Z-Values and P-Values
If we wish to test the statistical significance of an alternative hypothesis, we first have to understand how to calculate the values required for analysis.
First and foremost, our discussion will revolve around a standard normal curve. Z-values and P-values are both inter-related, in which you can calculate one from another.
Z-values on a normal curve measures how many standard deviations a value is away from the mean. On the other hand,
P-values are a probability based on an assumption that H0 is true. It is the area under the curve, and is the smallest significant value where H0 can be rejected.

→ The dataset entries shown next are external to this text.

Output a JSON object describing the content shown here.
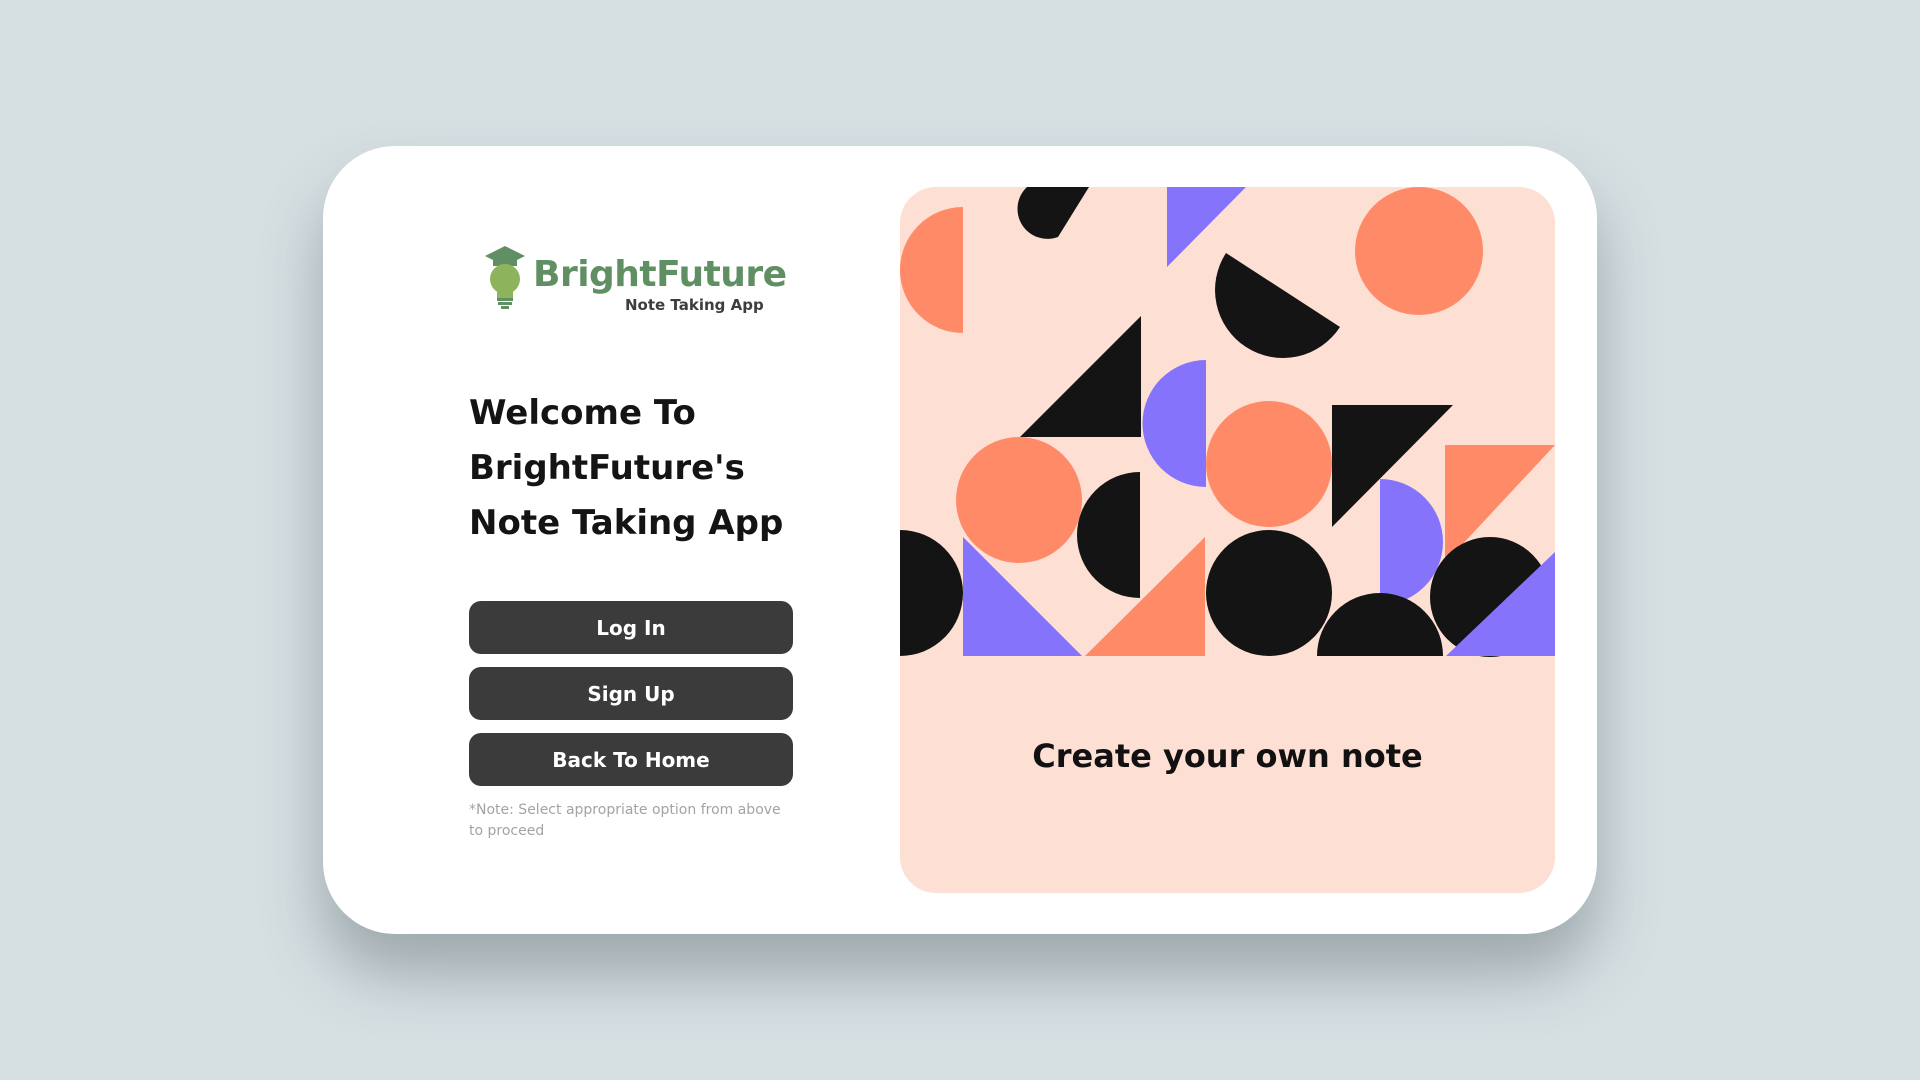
{
  "logo": {
    "name": "BrightFuture",
    "subtitle": "Note Taking App",
    "icon": "graduation-lightbulb-icon",
    "color": "#5f8f63"
  },
  "welcome": {
    "line1": "Welcome To",
    "line2": "BrightFuture's",
    "line3": "Note Taking App"
  },
  "buttons": {
    "login": "Log In",
    "signup": "Sign Up",
    "home": "Back To Home"
  },
  "note": "*Note: Select appropriate option from above to proceed",
  "panel": {
    "tagline": "Create your own note",
    "background": "#fedfd3"
  },
  "colors": {
    "page_background": "#d6dfe2",
    "card": "#ffffff",
    "button": "#3b3b3b",
    "coral": "#ff8a68",
    "purple": "#8574fb",
    "black": "#141414"
  }
}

When testing hypotheses, there is a rejection area on each standard normal curve. If the P or Z values fall into this area, then H0 is rejected. So what determines this area? It is based on the significance level, α (alpha). The significance level is essentially the likelihood of incorrectly rejecting H0, which is a type 1 error. The reason why alpha is based on type 1 errors is because they are deemed more serious than type 2 errors. Common significance levels are .10, .05, .01.

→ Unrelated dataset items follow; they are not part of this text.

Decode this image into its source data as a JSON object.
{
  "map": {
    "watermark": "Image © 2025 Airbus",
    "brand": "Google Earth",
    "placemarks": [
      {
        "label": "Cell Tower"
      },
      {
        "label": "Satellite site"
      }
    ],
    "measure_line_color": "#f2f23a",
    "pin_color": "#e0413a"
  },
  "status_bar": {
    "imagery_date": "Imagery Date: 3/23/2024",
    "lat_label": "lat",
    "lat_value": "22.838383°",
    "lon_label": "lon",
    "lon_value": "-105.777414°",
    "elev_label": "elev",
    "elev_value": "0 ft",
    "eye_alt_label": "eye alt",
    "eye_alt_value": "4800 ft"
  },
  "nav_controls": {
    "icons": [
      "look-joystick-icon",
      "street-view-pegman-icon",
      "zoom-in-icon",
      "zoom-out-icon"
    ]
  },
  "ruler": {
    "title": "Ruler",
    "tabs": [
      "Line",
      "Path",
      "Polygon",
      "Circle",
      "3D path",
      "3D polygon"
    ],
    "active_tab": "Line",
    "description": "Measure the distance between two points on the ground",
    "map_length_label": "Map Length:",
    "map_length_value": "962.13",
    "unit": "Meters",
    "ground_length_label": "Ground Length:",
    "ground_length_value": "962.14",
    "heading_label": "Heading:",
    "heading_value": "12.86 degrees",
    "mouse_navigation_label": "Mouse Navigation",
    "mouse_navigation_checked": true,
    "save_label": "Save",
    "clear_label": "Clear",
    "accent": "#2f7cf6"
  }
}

There are three ways alternative hypotheses can be presented: one can state that the sample mean is less than, greater than, or not equal to the mean of the null hypothesis.
Depending on what one is claiming, the rejection region differs. If one claims that the alternative is greater than the alternative hypothesis, the rejection region is in the upper tail. Less than results in the lower tail,
and not equal to results in a two-tailed test, where the rejection region is in both of the tails.